As someone who follows the luxury sector, my curiosity was piqued a couple of months back when I read that Tod’s was launching a bespoke service for men. Here, I thought, was yet another venerable company venturing into the lucrative world of customisation. Sadly, it seemed that the service would be available by invitation only.
Now, I’ve been buying Gommini driving shoes by Tod’s since 1998. Back then, it was considered a connoisseur’s brand but during these past 15 years of loyalty something has happened. First, everyone and their mother is now buying them – I’m not too fussed about this as I’m not a brand snob – and secondly, the company decided to change the way they design the shoe, which genuinely grates.
You see, my first ever pair of Tod’s (which I still own by the way) featured a short vamp and a rounded toe.
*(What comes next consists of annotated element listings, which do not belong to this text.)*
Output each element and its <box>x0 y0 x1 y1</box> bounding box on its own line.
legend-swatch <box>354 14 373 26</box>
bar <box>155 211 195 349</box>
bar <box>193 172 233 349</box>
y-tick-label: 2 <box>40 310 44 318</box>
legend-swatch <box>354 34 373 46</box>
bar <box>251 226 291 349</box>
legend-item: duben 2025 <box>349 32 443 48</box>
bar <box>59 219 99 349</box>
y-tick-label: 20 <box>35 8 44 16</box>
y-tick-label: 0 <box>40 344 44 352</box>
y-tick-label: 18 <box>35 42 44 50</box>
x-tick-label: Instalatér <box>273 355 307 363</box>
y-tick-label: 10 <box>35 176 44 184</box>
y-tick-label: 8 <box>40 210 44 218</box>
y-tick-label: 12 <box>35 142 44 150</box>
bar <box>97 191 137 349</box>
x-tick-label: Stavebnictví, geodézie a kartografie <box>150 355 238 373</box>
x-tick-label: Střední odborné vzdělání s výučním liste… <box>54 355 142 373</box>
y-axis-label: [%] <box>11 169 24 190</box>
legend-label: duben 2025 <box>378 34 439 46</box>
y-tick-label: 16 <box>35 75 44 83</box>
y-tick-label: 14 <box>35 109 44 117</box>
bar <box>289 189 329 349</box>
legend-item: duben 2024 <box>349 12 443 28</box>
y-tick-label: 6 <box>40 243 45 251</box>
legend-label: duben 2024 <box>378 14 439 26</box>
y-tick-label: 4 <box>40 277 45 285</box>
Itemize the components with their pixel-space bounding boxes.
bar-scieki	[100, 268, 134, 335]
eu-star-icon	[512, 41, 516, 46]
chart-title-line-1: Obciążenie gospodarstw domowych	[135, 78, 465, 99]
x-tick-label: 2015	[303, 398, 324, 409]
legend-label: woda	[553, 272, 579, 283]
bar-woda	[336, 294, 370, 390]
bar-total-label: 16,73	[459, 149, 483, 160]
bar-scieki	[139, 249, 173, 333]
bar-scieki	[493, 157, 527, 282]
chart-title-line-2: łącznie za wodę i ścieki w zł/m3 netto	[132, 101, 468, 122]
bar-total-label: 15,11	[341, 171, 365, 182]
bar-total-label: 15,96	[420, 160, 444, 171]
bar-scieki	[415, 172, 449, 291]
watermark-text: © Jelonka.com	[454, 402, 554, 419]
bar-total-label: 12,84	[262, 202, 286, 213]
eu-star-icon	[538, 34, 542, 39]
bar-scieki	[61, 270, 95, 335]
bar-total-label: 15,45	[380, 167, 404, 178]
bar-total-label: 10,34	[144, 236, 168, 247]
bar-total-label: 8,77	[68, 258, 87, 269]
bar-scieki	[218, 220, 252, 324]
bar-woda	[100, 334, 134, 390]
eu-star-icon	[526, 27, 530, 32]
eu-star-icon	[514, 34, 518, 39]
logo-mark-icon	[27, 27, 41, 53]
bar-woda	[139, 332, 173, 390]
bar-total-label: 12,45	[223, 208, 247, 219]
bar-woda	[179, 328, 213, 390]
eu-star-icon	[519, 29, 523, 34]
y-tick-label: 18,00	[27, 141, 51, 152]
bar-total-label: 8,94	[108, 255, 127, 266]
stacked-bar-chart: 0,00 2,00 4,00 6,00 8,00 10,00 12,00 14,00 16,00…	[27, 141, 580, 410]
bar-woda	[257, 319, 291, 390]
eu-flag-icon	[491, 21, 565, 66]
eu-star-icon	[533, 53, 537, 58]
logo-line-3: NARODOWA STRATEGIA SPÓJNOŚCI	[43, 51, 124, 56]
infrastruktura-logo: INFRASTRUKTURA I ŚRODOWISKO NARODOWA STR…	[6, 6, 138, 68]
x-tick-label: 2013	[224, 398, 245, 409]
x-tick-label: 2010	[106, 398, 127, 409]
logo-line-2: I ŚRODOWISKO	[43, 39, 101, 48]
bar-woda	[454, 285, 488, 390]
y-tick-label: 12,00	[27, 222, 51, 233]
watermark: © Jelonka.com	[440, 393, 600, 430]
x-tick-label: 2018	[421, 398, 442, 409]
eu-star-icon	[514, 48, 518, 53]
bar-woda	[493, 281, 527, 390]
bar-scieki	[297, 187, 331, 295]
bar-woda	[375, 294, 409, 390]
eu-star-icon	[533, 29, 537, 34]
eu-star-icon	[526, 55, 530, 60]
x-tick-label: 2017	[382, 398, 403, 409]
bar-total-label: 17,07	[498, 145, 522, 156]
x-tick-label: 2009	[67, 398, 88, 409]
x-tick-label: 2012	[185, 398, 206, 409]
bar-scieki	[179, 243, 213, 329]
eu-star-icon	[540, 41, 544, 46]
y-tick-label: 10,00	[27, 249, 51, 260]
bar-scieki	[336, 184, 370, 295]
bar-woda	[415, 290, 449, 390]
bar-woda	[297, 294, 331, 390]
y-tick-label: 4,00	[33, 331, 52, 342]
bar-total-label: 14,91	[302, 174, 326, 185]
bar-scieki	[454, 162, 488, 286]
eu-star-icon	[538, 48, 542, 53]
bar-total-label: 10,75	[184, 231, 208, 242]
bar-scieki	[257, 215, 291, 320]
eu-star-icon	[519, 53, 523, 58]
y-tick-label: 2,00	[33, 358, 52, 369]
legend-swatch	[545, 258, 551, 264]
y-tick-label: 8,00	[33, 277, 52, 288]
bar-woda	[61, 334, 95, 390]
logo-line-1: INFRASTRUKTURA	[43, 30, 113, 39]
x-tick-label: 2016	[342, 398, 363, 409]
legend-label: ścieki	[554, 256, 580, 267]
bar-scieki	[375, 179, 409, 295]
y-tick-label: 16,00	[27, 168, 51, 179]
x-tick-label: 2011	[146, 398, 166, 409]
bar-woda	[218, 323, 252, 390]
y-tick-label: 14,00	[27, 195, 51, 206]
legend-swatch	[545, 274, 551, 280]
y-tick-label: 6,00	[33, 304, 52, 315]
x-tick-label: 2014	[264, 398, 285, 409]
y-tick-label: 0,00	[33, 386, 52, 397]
Nowadays, if you pass by one of their stores you’ll still find the design but it’s only available in the women’s section. Apparently, men are now expected to want only a high vamp moccasin with a squarish toe. I beg to differ.
So imagine my delight when just a few weeks ago, I received an invitation to visit Tod’s Via Spiga boutique for a pair of my very own ‘Sartorial Touch’ shoes. This, I thought to myself, was my chance.
For the moment, the Milan flagship boutique is the only place where you can design your own Tod’s – or should I say J.P.Tod’s, for the custom shoes made here feature the original logo – but in the coming year, Los Angeles, New York, Tokyo, Shanghai and Paris will join the party. Sadly there’s no word yet on our neck of the woods but you’d imagine it’s only a matter of time.
Back to Milan. Arriving at the boutique, you’re met by a personal assistant who escorts you to a dedicated lift, inserts a key and presses the button for the secret floor above the boutique, a luxurious space lined in leather, walnut wood and steel. “It’s a sort of a gentleman’s club,” explains my new friend, Fabio Salvini, “the idea is to provide a comfortable and private space where our customers will not just shop, they will also come to enjoy a drink, relax or get away.”
But my interest did not lie in what was stocked behind the bar or who I could hide from up here. Rather, I was already scanning the shelves to see what the collection comprised. “Currently there are five models to customise, the loafers, monk straps, brogues, ankle boots and lace-ups,” Salvini continued, leaving me to understand Gomminis weren’t on the menu.
Trying not to show my disappointment, I kept things simple and selected the loafers, after which I was presented two folders of leathers to choose from – one comrpising regular skins, the other exotics. I went with the former. And to be honest, as beautiful ly worked as they may be, wide-ranging they are not. There were two browns, a black and a green. I chose one of the browns and then made the request to have the hue lightened by a further 20 per cent. Finally, I had my initials placed on the inside sole and signed off on the order. Within three months these rather handsome handmade creations will be delivered to my home. The cost of doing business today? A thousand Euros – had I opted for the more expensive folder, I could have paid up to 6,000.
In all, the Tod’s Sartorial experience is a valiant effort but for the moment the service is far more memorable than the options available for customisation. I sincerely hope that Tod’s brings the Sartorial Touch to the Middle East but that when it does, it offers more models, leathers and options. Until then, that perfect pair of Gomminis will just have to wait.